Wenn alles »Kultur« ist
Auch seit – oder vielleicht weil? – es die noch verhältnismäßig junge akademische Disziplin der Kulturwissenschaften gibt, ist eine präzise Definition des Begriffs »Kultur« nicht einfacher geworden. Seit vor gut dreißig Jahren Hilmar Hoffmann, damals Kulturdezernent in Frankfurt (Main), seine Forderung nach einer »Kultur für alle« propagierte, die den Besuch eines Häkel- oder Töpferkurses der Volkshochschule ebenso unter Kultur subsumierte wie einen Theaterbesuch oder die Beschäftigung mit Literatur, wurde es geradezu schick, einer, wie das Schlagwort hieß, »Erweiterung des Kulturbegriffs« das Wort zu reden.
Zwar ist der Gebrauch dieser Floskel längst wieder aus der Mode, liest und hört man aber, welch inflationären Gebrauchs sich das Wort »Kultur« derzeit erfreut, scheinen die seinerzeitigen Begriffserweiterer, zumindest verbal, auf der ganzen Linie gesiegt zu haben.
Inzwischen ist die Rede von einer Kultur der Teilnahme, des Hinschauens, der Verantwortung, der Anstrengung, der Trauer, des Hinhörens, der Veränderung, der Erinnerung, des Willkommens, der Einschüchterung, des Leisespielens oder des Gebens und Nehmens.
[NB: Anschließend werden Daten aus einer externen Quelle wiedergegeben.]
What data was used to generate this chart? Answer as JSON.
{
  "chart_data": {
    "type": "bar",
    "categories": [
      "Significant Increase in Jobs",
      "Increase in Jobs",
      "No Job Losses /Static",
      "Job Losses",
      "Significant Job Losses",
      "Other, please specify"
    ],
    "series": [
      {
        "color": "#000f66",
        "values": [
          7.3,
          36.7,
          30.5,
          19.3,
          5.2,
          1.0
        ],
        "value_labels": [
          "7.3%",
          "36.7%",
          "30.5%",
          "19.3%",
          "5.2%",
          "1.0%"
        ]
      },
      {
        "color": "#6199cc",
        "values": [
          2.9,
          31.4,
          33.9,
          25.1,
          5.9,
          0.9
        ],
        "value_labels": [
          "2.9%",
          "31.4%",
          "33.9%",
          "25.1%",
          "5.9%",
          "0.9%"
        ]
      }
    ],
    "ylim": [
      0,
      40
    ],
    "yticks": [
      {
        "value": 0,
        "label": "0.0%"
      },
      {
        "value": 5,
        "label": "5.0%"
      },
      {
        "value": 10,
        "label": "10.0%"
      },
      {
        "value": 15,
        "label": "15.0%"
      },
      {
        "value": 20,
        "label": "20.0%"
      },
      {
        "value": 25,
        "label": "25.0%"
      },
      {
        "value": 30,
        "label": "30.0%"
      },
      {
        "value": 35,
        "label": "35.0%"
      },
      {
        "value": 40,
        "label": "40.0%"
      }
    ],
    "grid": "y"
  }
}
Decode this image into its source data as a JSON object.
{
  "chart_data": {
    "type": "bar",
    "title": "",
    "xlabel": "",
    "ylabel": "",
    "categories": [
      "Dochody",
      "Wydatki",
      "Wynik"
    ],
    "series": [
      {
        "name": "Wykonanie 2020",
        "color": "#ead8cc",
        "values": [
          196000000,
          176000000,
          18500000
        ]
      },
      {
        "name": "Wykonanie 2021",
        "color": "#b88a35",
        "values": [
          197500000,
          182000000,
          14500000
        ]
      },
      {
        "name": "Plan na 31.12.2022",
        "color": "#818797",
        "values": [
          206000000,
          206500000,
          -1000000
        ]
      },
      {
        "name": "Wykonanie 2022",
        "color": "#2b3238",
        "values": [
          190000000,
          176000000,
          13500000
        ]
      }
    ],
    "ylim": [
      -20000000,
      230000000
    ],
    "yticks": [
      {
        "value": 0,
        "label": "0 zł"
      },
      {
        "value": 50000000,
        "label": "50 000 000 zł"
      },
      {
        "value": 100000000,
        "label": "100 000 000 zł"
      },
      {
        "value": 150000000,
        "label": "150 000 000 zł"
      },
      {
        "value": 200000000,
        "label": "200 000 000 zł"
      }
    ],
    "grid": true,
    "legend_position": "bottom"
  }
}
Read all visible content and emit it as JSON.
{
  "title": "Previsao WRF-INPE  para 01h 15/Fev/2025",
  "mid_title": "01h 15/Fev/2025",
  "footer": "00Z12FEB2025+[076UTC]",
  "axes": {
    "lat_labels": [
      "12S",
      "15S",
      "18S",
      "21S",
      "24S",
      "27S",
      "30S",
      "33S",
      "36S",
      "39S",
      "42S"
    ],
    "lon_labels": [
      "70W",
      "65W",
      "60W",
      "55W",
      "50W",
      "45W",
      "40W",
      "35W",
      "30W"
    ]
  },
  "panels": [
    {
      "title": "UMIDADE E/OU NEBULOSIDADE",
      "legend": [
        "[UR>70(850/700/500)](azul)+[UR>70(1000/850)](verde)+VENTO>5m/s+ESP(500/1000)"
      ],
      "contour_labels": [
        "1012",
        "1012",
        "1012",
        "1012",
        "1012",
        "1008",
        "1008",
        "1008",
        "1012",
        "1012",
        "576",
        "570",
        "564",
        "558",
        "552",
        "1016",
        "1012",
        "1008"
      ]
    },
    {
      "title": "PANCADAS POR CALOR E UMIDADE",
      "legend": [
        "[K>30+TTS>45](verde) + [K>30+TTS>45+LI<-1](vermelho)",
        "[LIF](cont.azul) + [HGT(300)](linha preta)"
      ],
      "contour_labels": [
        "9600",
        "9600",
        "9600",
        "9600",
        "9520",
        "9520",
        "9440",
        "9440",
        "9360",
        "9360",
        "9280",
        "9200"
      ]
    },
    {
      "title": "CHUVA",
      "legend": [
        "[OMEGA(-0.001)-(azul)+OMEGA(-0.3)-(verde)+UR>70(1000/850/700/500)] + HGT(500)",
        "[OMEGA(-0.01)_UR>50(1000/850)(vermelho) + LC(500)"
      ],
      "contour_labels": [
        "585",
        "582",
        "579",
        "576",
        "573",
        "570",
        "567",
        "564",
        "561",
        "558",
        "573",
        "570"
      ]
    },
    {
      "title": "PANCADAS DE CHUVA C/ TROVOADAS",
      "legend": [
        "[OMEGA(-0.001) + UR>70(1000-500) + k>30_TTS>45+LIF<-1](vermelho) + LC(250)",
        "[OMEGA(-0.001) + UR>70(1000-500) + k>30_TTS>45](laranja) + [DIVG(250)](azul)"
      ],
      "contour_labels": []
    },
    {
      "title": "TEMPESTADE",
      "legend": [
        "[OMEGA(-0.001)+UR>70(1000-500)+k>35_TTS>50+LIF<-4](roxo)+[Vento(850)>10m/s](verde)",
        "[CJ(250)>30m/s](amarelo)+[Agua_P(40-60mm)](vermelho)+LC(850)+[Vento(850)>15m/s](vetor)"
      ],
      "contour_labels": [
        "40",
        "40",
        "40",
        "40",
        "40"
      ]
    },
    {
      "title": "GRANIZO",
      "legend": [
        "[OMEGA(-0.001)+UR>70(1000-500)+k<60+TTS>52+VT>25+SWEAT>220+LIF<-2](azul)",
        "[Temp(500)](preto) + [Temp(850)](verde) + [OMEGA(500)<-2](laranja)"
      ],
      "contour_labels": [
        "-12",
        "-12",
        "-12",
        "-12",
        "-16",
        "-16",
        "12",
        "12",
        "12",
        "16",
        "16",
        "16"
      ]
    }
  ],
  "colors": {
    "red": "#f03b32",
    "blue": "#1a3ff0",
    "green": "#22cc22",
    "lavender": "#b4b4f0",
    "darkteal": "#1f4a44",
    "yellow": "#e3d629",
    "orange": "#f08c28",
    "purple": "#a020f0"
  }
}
Da gehört »die Fehlerkultur in der Chirurgie heute zum Alltag«, es gibt eine neue Kriegs-, Stabilitäts-, Geschmacks-, Sicherheits- oder Fankultur, zu schweigen von der Kultur der Vertuschung, der Angst und der Denunziation, des Fundraisings, der Offenheit und der Selbstkritik. Bemerkenswert auch, wie es eine russische Frauenrechtlerin formulierte, »die Kultur der Vergewaltigung«.
Das sind alles, wenn auch längst nicht alle, Lese- und Hörfrüchte aus jüngster Zeit und Indizien für eine weitere Variante, nämlich einer Kultur des Missbrauchs des Begriffs Kultur. Denn: Wenn alles Kultur ist, ist nichts Kultur.